Abas mengerti. Dia pernah beberapa kali melarang Bu Dina melakukannya, namun saat itu memang tidak ada pilihan lain selain mengambil sebagian stok yang ada di Petshop.

“Yang penting sekarang, kita bayar dulu aja gajinya Yana sama yang lainnya biar mereka makin semangat kerjanya. Sisanya kita cari solusi lain.”

“Oke.” Bella kemudian menghitung pendapatan yang mereka dapat dari para donatur. “By the way, shelter punya sosial media?”

“Punya. Biasanya Bu Dina atau saya yang pegang. Kenapa?”

“Pengaruh sosial media jaman sekarang kuat banget! Seenggaknya, kita bisa share tentang shelter dan ngundang banyak donatur yang mau donasi ke shelter.”

Abas kemudian mengambil kursi dan duduk di samping Bella. Dia hendak menunjukkan sosial media yang dimiliki shelter. “Nih, satu-satunya yang shelter punya. Folowersnya lumayan! Biasanya, Bu Dina yang rajin posting apapun yang ada di sini.”

Bella memeriksanya. Kebanyakan berisi tentang keseharian kegiatan di shelter dengan caption yang menjelaskan tentang kondisi kucing dan di akhiri dengan melampirkan nomor rekening untuk para donatur yang bersedia berdonasi untuk shelter. Lalu ada satu hal yang sejak awal menggelitik dirinya. “Kenapa dinamain Tanpa Tuan?”

“Ya, karena mereka emang nggak punya Tuan.”

Bella kemudian tersenyum geli. “Lo tau kan selama ini yang jadi tuannya itu mereka…” Bella menujuk Gembul sambil mengusapnya tubuhnya, “…bukan kita. Harusnya namanya, Tanpa Babu.”

Keduanya tertawa, membayangkan sifat anak-anak kaki empatnya ini memang lebih pantas disebut Tuan dibanding yang memelihara.

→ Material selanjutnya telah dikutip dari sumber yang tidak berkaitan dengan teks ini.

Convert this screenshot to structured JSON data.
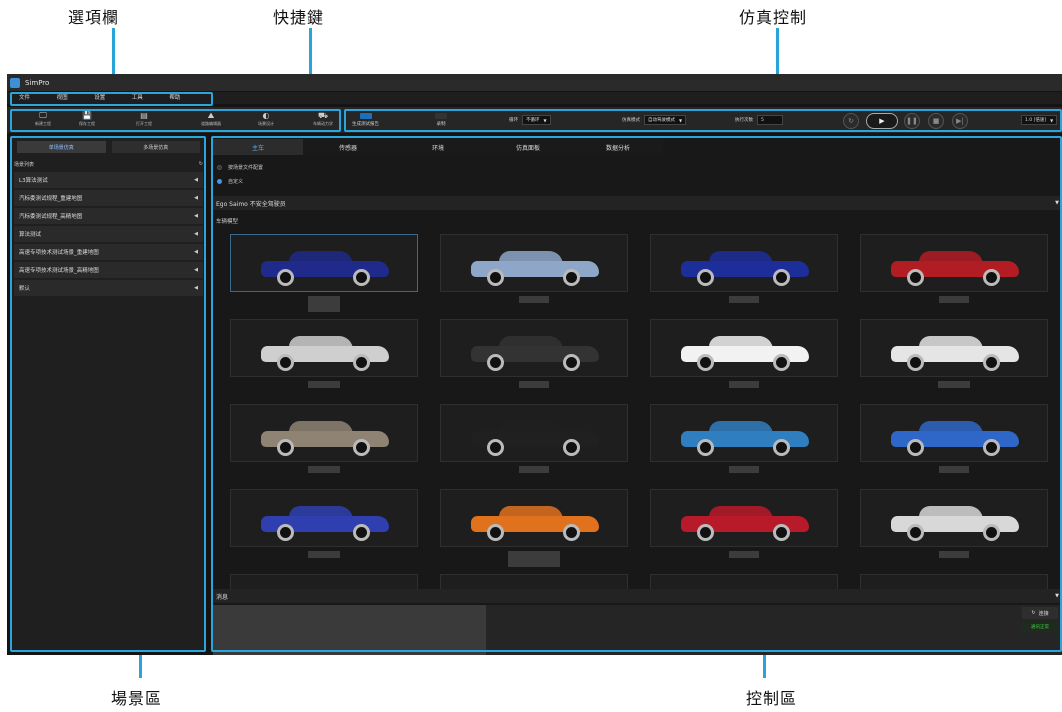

“Boleh, nggak sih ganti nama? Maksud gue, Yayasannya okelah Tanpa Tuan biar nggak usah ribet ganti rekening segala macam. Cuma, nama shelternya gitu biar lebih menarik aja.”

Abas tersenyum. “Boleh saja! Kan, sekarang Mbak yang punya wewenang shelter. Saya cuma bantu aja.”

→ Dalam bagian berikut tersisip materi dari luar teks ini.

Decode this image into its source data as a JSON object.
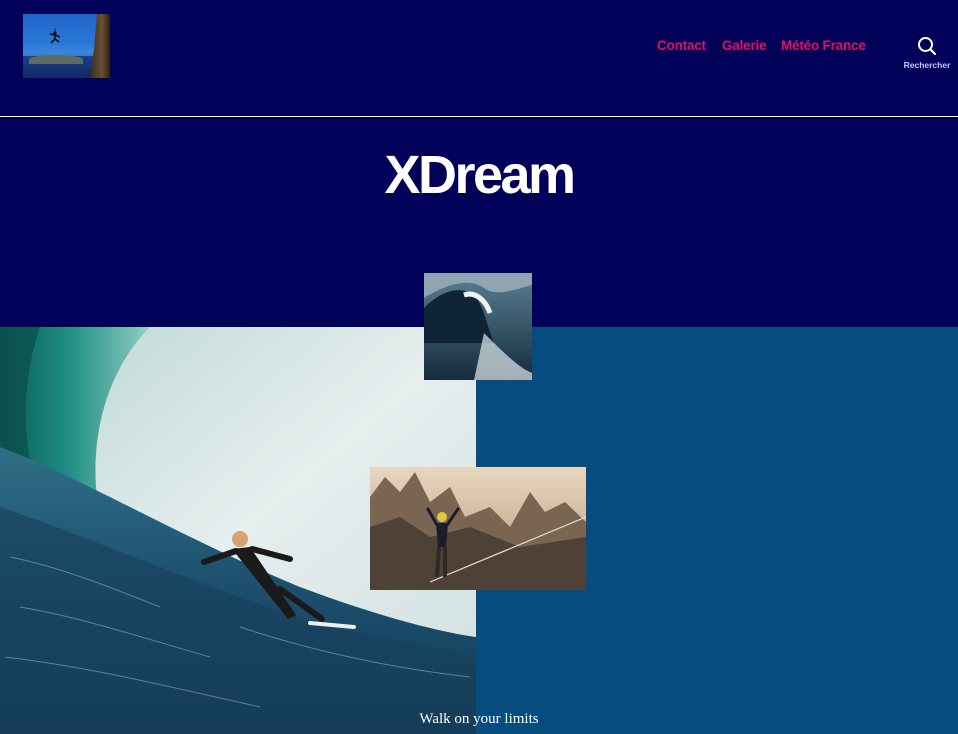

“O, iya. Daritadi kita cuma ngitung gaji Yana sama yang lain. Gaji kamu, kok nggak dihitung?” tanya Bella. Matanya lekat menatap Abas, menaruh curiga.

“Bu Dina udah gaji saya, kok Mbak! Saya bisa di kuliahin sampai akhir udah cukup buat saya.”

Bella lalu mengambil buku kas yang berisi pengeluaran, kemudian mulai menghitung gaji untuk Abas. “Nggak gitu, dong! Lo juga kan kerja di sini. Malah lebih capek karena harus jemput kucing-kucing yang terlantar.”